A democracia brasileira enfrenta um momento de intensa instabilidade institucional. Essa é a avaliação do cientista político e presidente do Livres, Magno Karl, durante entrevista ao programa BM&C Talks. Ele apontou que o Supremo Tribunal Federal (STF) ultrapassou os limites tradicionais de atuação, assumindo um papel político cada vez mais dominante, diante da fragilidade do Executivo e da incapacidade do Legislativo de resolver seus próprios impasses.
“Quando o Judiciário decide exercer o poder de forma política, organizando o debate público e definindo os rumos das políticas nacionais, temos um desequilíbrio grave entre os três poderes“, alertou Karl. Para ele, esse avanço do STF é consequência da ausência de mecanismos efetivos de controle sobre o Judiciário, um poder que, diferentemente dos demais, não se submete ao escrutínio popular.
O cientista político também comentou a atuação do ministro Alexandre de Moraes no caso do ex-presidente Jair Bolsonaro. Segundo Karl, medidas como a restrição da liberdade de expressão a um réu ainda não condenado representam uma ameaça à ordem democrática. “A suspensão da liberdade de expressão de alguém que sequer foi condenado é algo muito sério, mas no Brasil virou tema politizado, e isso dificulta qualquer reflexão institucional honesta“, afirmou.
Crise institucional e a fragilidade do liberalismo
Magno Karl acredita que, apesar da fragilidade do governo Lula, a oposição está desorganizada e pouco focada em articulação política. Segundo ele, há um vácuo institucional entre as preferências populares por ideias liberais e a capacidade dos partidos de transformá-las em votos.
“Temos uma população que se mostra cada vez mais receptiva a valores como o empreendedorismo e a liberdade individual, mas não há estruturas partidárias sólidas para canalizar isso politicamente“, explicou.
Na visão de Karl, a renovação institucional passa pela periferia, não pelos bairros nobres. Ele afirma que os entregadores, trabalhadores informais e jovens das classes mais baixas têm um entendimento prático sobre esforço individual e desconfiança do Estado, mas essa energia ainda não encontra tradução eleitoral.
A respeito das divisões internas do campo liberal, Karl vê um problema estrutural. “A tradição liberal no Brasil é muito intelectualizada. Falta vivência institucional dentro da política, capacidade de compor e de ceder. Isso nos enfraquece“, comentou.
Segundo ele, partidos como o Novo enfrentam o dilema entre manter a identidade ideológica ou buscar sobrevivência dentro das regras institucionais, como a cláusula de desempenho. “Quem precisa de voto tem que ampliar o discurso e se comunicar com mais eleitores. A lógica institucional não permite margem para purismos.”

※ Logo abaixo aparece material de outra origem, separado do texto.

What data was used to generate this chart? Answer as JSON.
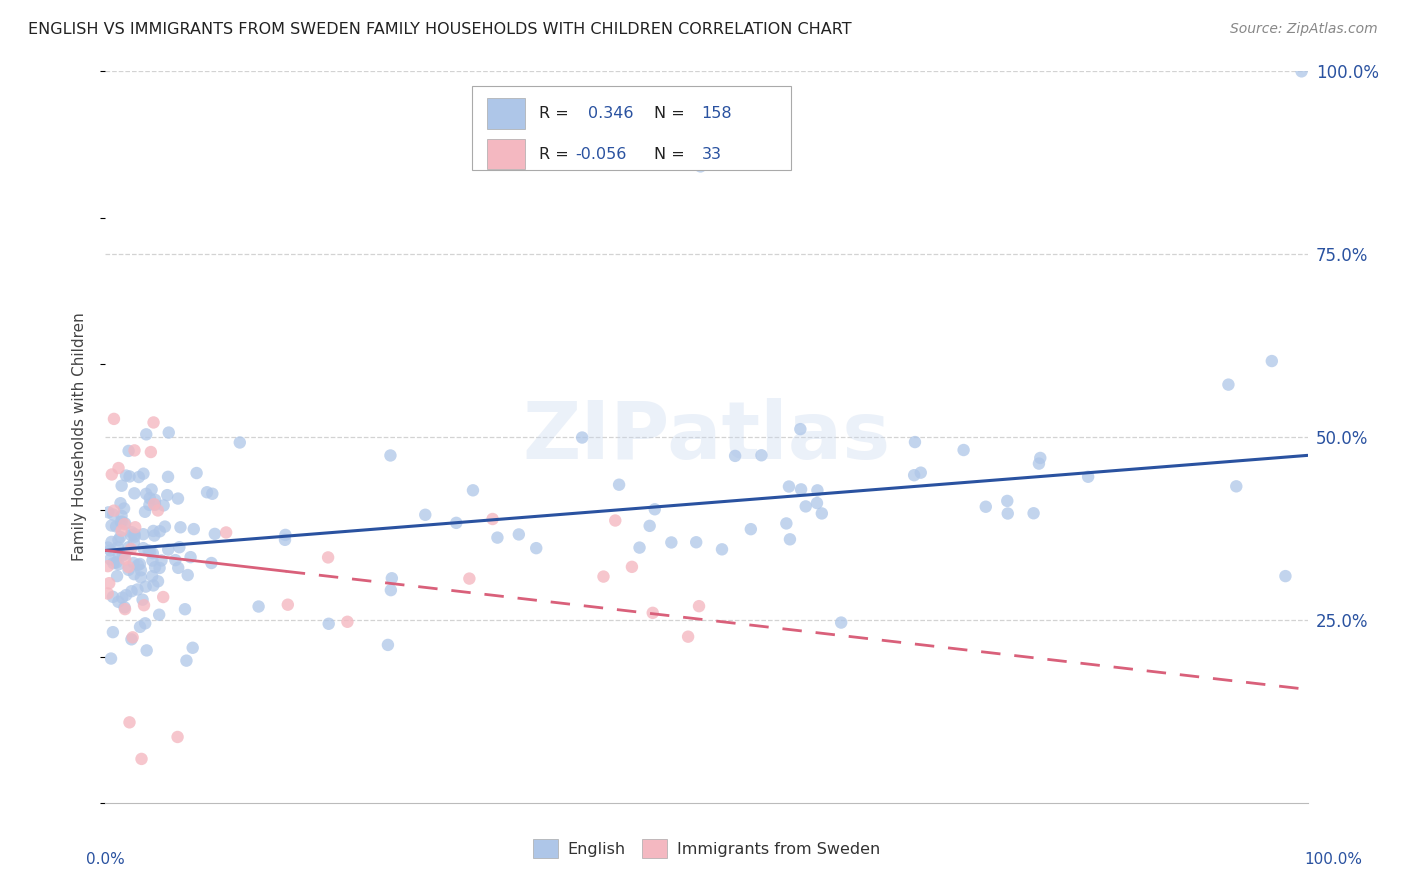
{
  "title": "ENGLISH VS IMMIGRANTS FROM SWEDEN FAMILY HOUSEHOLDS WITH CHILDREN CORRELATION CHART",
  "source": "Source: ZipAtlas.com",
  "ylabel": "Family Households with Children",
  "bottom_legend": [
    "English",
    "Immigrants from Sweden"
  ],
  "english_color": "#aec6e8",
  "immigrant_color": "#f4b8c1",
  "trend_english_color": "#2a52a0",
  "trend_immigrant_color": "#d9607a",
  "watermark_color": "#c8d8ee",
  "watermark_alpha": 0.35,
  "background_color": "#ffffff",
  "grid_color": "#c8c8c8",
  "legend_r1": "0.346",
  "legend_n1": "158",
  "legend_r2": "-0.056",
  "legend_n2": "33",
  "xlim": [
    0.0,
    1.0
  ],
  "ylim": [
    0.0,
    1.0
  ],
  "eng_trend_start_y": 0.345,
  "eng_trend_end_y": 0.475,
  "imm_trend_start_y": 0.345,
  "imm_trend_end_y": 0.155
}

Crise institucional também é global
O cientista político destacou que a crise institucional que atinge o liberalismo no Brasil não é isolada. Em países como Alemanha, Reino Unido e França, partidos liberais têm perdido espaço, sendo absorvidos por coalizões maiores, tanto à esquerda quanto à direita, ou simplesmente desaparecendo do cenário legislativo.
“A configuração institucional internacional é desfavorável. Liberais, por serem minoria, vivem à reboque de outras forças. E quando essas forças entram em crise ou se radicalizam, os liberais pagam o preço“, observou Karl.